3.      Lukmanul Hakim dan Mutiara Hikmahnya Dalam Membentuk Karakter

Ungkapan-ungkapan Lukman patut dijadikan teladan oleh siapapun pada zaman ini. Sistematika nasihatnya yang dikemas dengan indah, tersusun dengan teratur dan di dukung oleh contoh dan budi pekerti yang amat mulia sehingga terhujam kedalam hati. Ia mulai menaburkan nasihatnya dengan tauhid mengesakan Allah, mengajak untuk mendekatkan diri kepada Allah (beribadah) dan menanamkan budi pekerti yang mulia (akhlak al-karimah). Sebagaimana difirmankan oleh Allah SWT. :

“Dan (ingatlah) ketika Luqman berkata kepada anaknya, di waktu ia memberi pelajaran kepadanya: "Hai anakku, janganlah kamu mempersekutukan Allah, Sesungguhnya mempersekutukan (Allah) adalah benar-benar kezaliman yang besar". (QS. Luqman (31) : 13)
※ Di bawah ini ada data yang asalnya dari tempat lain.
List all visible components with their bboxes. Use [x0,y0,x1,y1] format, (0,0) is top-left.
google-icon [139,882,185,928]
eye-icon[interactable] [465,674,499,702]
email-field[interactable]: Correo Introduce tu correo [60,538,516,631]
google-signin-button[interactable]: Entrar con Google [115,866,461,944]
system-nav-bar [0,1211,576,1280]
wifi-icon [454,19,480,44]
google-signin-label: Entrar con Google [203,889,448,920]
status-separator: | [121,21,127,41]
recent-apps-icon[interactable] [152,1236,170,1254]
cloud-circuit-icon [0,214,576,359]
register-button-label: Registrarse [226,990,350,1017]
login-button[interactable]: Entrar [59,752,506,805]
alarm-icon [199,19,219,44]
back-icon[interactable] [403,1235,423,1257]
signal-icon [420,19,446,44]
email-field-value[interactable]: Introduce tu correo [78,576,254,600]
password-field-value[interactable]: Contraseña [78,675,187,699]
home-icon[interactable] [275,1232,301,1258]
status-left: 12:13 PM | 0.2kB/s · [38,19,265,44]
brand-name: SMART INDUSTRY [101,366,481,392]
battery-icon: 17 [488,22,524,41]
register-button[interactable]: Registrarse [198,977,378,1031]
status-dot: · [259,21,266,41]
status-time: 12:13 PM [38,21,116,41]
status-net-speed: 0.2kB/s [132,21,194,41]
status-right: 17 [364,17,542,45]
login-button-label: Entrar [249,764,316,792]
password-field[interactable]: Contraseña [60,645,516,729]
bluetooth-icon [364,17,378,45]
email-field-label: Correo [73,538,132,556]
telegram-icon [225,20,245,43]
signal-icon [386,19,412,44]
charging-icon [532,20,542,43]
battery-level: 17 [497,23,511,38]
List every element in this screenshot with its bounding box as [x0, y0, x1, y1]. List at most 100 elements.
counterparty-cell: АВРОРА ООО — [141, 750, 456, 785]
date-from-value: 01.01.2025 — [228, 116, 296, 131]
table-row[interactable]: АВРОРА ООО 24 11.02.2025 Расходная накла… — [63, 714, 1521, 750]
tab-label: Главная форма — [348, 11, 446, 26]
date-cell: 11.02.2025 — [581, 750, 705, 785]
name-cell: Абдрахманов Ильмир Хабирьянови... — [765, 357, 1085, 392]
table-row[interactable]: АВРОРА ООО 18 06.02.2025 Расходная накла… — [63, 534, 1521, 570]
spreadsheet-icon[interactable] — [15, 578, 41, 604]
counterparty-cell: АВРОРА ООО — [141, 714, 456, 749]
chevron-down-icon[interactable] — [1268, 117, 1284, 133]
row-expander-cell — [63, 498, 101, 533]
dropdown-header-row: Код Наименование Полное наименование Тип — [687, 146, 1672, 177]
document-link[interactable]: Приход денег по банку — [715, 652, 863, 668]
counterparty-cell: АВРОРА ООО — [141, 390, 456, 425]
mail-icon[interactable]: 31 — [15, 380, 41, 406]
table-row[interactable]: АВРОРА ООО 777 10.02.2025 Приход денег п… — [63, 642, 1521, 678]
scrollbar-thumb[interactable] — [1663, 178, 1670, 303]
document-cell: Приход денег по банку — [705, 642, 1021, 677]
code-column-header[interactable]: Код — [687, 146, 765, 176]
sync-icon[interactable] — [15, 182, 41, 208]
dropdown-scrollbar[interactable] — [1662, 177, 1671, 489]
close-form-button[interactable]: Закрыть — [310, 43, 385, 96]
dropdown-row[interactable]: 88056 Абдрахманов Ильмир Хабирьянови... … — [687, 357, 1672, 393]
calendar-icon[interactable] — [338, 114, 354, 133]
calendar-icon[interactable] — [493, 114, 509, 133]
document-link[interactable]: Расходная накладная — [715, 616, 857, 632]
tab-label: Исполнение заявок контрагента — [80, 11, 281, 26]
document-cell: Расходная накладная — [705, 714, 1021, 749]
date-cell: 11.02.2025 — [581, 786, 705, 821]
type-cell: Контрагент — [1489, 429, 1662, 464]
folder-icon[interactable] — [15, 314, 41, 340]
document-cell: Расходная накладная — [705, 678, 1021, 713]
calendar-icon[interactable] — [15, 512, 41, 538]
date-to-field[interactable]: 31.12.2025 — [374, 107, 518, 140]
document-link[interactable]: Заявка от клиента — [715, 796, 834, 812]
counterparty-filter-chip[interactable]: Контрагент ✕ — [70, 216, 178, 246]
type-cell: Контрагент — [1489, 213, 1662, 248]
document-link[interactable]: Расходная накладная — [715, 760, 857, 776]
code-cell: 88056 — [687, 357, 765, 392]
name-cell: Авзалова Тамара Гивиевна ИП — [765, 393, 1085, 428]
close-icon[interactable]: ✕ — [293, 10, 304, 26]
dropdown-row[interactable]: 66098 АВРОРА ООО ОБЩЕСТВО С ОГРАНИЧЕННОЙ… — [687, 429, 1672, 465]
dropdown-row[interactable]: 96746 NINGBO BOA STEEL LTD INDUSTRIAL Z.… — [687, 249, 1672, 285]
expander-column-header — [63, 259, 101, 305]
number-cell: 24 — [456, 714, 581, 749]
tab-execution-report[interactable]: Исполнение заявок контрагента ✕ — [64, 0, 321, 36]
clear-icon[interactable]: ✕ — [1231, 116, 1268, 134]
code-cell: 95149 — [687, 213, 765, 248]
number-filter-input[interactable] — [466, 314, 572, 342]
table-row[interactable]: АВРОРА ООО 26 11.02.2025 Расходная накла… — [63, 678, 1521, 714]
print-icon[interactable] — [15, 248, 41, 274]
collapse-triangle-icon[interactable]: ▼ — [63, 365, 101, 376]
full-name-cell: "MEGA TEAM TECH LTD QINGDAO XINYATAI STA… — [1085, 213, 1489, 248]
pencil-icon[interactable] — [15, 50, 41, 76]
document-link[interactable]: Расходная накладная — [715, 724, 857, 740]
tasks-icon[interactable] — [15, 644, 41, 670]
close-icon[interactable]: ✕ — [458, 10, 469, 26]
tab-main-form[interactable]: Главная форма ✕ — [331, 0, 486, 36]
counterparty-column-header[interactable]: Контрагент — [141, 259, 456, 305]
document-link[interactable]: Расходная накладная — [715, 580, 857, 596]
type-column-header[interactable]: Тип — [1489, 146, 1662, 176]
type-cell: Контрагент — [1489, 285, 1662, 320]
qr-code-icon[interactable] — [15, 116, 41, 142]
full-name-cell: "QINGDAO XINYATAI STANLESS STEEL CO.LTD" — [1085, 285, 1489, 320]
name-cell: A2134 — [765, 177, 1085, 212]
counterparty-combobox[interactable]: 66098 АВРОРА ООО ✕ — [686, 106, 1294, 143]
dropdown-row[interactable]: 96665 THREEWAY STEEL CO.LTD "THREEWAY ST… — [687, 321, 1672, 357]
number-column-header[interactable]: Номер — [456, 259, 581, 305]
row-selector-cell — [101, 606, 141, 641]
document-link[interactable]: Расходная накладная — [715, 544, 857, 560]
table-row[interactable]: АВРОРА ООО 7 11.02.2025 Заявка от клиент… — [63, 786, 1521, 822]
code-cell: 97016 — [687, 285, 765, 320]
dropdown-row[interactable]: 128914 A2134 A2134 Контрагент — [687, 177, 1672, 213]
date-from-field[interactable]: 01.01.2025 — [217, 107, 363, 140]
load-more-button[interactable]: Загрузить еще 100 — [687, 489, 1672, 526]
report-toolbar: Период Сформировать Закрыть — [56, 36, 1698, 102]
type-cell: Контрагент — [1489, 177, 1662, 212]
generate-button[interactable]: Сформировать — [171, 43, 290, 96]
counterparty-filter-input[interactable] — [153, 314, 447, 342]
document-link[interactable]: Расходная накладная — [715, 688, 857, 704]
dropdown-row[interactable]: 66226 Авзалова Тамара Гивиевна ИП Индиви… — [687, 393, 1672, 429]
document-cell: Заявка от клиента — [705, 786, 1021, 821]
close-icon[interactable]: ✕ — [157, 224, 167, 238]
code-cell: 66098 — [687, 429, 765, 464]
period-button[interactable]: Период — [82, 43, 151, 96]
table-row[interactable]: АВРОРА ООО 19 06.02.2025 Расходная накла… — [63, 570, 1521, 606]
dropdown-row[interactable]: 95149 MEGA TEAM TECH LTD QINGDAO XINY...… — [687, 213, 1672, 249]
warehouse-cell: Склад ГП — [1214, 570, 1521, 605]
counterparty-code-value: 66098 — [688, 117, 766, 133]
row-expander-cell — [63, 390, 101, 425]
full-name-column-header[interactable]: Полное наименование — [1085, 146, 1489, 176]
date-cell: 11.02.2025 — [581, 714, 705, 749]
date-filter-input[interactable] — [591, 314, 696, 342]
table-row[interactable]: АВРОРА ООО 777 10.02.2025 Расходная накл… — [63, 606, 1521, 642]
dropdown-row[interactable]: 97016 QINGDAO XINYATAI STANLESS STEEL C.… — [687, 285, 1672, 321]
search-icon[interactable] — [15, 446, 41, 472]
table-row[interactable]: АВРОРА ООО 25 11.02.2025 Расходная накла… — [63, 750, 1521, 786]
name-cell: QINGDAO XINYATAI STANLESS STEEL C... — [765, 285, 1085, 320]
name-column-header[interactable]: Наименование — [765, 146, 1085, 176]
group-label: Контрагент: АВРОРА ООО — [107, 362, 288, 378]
“Sesungguhnya Allah tidak akan mengampuni dosa syirik, dan Dia mengampuni segala dosa yang selain dari (syirik) itu, bagi siapa yang dikehendaki-Nya. Barangsiapa yang mempersekutukan Allah, Maka sungguh ia telah berbuat dosa yang besar”. (QS. An-Nisa’ (04) : 48)

Syirik merupakan aniaya yang besar, karena mengandung perbuatan menyamakan dalam masalah ibadah antara yang berhak disembah dengan orang yang tidak mempunyai hak untuk disembah, antara Dzat pemberi nikmat dengan orang yang diberi nikmat, antara Dzat yang Maha Kuat dengan orang yang lemah tak berdaya, antara Dzat yang Maha Pencipta dengan orang yang diciptakan.

Diriwayatkan, Putra Luqman bertanya kepada ayahnya tentang biji-bijian yang jatuh di dasar lautan, apakah Allah akan mengetahuinya? Luqman menjawab, sebagaimana dalam firman Allah : 

________________________
(4)     Ibid. Hlm. 21-22.


“(Luqman berkata): "Hai anakku, Sesungguhnya jika ada (sesuatu perbuatan) seberat biji sawi, dan berada dalam batu atau di langit atau di dalam bumi, niscaya Allah akan mendatangkannya (membalasinya). Sesungguhnya Allah Maha Halus lagi Maha mengetahui”. (QS. Luqman (31) : 16)

(Yang dimaksud dengan Allah Maha Halus ialah ilmu Allah itu meliputi segala sesuatu bagaimana kecilnya)

Kemudian Luqman meneruskan wasiat kepada putra-putranya untuk senantiasa memelihara dan memupuk rasa keimanan kepada Allah dengan senantiasa mengadakan komunikasi dengan Allah melalui ibadah sholat, mengerjakan yang baik dan mencegah yang mungkar dan bersabar atas segala sesuatu yang menimpanya. Sebagaimana dalam firman Allah SWT :

“Hai anakku, dirikanlah shalat dan suruhlah (manusia) mengerjakan yang baik dan cegahlah (mereka) dari perbuatan yang mungkar dan bersabarlah terhadap apa yang menimpa kamu. Sesungguhnya yang demikian itu Termasuk hal-hal yang diwajibkan (oleh Allah)”. (QS. Luqman (31) : 17)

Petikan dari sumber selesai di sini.